Als diese Zeitung vor einigen Wochen ein bekanntes Forschungsinstitut fragte, ob dort nicht jemand Lust habe, eine Rezension über Arno Lustigers neuestes Werk zu schreiben, winkte schon das Sekretariat ab. Lustigers Buch – „Zum Kampf auf Leben und Tod! Vom Widerstand der Juden 1933 bis 1945“ – sei gewiß sehr interessant. Für einen professionellen Zeitgeschichtler enthalte es aber wenig Neues.

Seit wann ist die Geschichtsforschung eine Geheimwissenschaft? Es gibt umfangreiche Bibliotheken über jede Facette nationalsozialistischer Grausamkeit an den Juden, aber Literatur über Juden, die sich wehrten, ist kaum zu finden. Mehr noch, berühmte Historiker bestreiten gar, daß es außer dem Aufstand im Warschauer Ghetto überhaupt einen nennenswerten jüdischen Widerstand gegeben habe. Zum Beispiel Raul Hilberg. 1992 erklärte er bei einer Diskussion, zum großen Entsetzen von Lustiger: „Fünfundvierzig Jahre lang habe ich den jüdischen Widerstand gesucht und nicht gefunden, obwohl ich jedes Ereignis, jeden Namen und jedes Geschehen untersucht habe.“ Vollends vernichtend ist das Urteil des Psychotheurapeuten Bruno Bettelheim, der selbst kurze Zeit in einem deutschen KZ sitzen mußte. „Millionen von europäischen Juden, die nicht rechtzeitig flüchten oder untertauchen konnten, hätten wenigstens als freie Menschen gegen die SS marschieren können, statt zuerst am Boden zu kriechen, dann zu warten, bis sie zu ihrer eigenen Vernichtung zusammengetrieben wurden, um anschließend selbst in die Gaskammer zu gehen“.
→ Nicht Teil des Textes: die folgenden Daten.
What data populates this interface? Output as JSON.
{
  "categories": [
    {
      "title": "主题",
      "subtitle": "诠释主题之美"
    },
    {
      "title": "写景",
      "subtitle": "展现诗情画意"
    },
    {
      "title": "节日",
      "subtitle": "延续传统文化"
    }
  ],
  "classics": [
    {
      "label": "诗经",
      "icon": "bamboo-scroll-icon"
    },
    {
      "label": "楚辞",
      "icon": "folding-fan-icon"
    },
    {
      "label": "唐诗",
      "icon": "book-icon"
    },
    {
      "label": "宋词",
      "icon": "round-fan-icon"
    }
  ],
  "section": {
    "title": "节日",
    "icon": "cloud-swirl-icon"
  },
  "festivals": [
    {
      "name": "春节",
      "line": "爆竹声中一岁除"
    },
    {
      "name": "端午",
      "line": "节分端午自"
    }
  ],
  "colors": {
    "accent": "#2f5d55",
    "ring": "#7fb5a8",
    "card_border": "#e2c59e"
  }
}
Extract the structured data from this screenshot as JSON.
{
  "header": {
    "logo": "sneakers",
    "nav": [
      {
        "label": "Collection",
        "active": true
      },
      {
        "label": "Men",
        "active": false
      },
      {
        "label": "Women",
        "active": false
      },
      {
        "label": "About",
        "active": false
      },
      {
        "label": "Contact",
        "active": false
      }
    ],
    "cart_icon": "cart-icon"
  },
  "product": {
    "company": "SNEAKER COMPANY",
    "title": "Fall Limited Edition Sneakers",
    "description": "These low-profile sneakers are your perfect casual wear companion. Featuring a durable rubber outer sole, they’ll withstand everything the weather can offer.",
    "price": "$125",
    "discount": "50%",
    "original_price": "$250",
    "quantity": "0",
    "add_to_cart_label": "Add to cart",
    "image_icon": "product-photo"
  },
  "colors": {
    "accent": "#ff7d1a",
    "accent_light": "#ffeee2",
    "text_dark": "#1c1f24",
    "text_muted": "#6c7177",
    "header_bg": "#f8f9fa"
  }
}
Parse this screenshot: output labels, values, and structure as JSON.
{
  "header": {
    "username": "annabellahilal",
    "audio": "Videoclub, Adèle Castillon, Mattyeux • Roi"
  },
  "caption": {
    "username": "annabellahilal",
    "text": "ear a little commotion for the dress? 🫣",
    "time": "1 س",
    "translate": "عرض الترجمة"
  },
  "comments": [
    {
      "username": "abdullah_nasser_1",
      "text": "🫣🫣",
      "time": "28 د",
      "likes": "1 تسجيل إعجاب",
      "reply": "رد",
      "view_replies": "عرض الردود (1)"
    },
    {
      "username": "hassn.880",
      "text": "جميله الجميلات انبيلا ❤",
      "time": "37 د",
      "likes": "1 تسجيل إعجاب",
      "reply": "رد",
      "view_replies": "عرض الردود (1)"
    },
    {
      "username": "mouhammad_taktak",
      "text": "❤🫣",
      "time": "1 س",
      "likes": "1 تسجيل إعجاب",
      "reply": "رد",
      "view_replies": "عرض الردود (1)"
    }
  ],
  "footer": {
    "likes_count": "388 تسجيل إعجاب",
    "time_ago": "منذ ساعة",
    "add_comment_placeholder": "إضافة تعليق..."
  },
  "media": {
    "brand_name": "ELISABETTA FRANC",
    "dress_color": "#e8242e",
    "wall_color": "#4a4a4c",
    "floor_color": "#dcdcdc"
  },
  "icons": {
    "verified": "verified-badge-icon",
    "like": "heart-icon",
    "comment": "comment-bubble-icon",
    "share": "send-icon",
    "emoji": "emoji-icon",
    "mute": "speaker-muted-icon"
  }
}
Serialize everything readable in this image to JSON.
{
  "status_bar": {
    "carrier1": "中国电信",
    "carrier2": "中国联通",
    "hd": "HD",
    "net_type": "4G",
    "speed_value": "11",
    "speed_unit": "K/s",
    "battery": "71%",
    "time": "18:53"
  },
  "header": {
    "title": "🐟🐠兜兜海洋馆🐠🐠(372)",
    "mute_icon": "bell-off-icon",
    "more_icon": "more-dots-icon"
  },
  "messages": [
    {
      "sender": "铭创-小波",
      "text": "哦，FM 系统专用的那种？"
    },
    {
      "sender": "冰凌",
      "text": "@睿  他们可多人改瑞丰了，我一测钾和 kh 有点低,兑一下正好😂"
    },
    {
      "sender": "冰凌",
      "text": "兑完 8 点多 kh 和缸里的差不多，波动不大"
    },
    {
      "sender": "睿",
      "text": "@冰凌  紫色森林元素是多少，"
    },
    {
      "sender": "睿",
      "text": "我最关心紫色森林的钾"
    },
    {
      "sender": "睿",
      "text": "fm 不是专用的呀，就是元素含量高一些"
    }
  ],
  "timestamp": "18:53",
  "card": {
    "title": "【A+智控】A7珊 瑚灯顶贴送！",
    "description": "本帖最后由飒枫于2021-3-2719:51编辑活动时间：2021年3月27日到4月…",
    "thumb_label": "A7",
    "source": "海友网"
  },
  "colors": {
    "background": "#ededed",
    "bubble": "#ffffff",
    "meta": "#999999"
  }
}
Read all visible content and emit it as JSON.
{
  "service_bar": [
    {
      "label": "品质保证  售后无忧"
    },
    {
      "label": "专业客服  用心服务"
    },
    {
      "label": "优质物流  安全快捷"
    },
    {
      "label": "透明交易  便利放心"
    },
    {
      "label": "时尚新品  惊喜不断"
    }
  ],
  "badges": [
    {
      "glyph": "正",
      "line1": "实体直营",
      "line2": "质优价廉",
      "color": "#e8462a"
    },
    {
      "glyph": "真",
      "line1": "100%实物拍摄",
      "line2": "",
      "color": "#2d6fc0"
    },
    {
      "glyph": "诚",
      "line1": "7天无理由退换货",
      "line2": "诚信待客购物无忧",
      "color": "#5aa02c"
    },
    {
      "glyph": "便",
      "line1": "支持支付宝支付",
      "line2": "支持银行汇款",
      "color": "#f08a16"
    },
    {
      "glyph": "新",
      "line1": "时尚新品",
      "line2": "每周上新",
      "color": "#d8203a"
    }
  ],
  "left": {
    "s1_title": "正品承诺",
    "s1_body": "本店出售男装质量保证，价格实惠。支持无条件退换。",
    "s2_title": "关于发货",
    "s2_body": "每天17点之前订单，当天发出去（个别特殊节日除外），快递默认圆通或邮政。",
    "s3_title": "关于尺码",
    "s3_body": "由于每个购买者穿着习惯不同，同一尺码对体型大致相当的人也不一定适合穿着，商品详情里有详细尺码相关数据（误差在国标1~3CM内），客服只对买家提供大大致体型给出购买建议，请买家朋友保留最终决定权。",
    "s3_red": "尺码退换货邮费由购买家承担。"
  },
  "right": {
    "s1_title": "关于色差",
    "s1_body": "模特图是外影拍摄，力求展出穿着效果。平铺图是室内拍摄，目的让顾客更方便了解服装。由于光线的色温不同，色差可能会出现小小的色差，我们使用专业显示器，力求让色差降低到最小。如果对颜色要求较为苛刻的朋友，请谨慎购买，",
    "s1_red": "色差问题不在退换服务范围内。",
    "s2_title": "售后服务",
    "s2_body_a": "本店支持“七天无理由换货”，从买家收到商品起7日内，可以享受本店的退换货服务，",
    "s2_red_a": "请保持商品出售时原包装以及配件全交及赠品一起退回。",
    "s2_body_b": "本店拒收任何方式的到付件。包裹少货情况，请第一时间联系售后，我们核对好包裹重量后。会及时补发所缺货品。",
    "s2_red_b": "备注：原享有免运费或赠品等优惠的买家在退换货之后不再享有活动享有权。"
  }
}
Arno Lustiger, Historiker ohne akademische Weihen, hat das Konzentrationslager Auschwitz überlebt. Er hält das beharrliche Nicht-wissen-Wollen nicht nur für ehrabschneidend, sondern geradezu für einen „aktiven und aggressiven Akt“. Der Mythos von den Juden, die sich wie die „Schafe zur Schlachtbank“ hätten führen lassen, „gehört zu den letzten historischen Lügen, die alle Phasen der Betroffenheit und der Aufarbeitung der jüngeren deutschen Geschichte überdauert haben“. Lustiger fordert eine Umschreibung der Geschichte der Shoa. Wohl wissend, daß er damit gegen die etablierte Historikerzunft anschreibt.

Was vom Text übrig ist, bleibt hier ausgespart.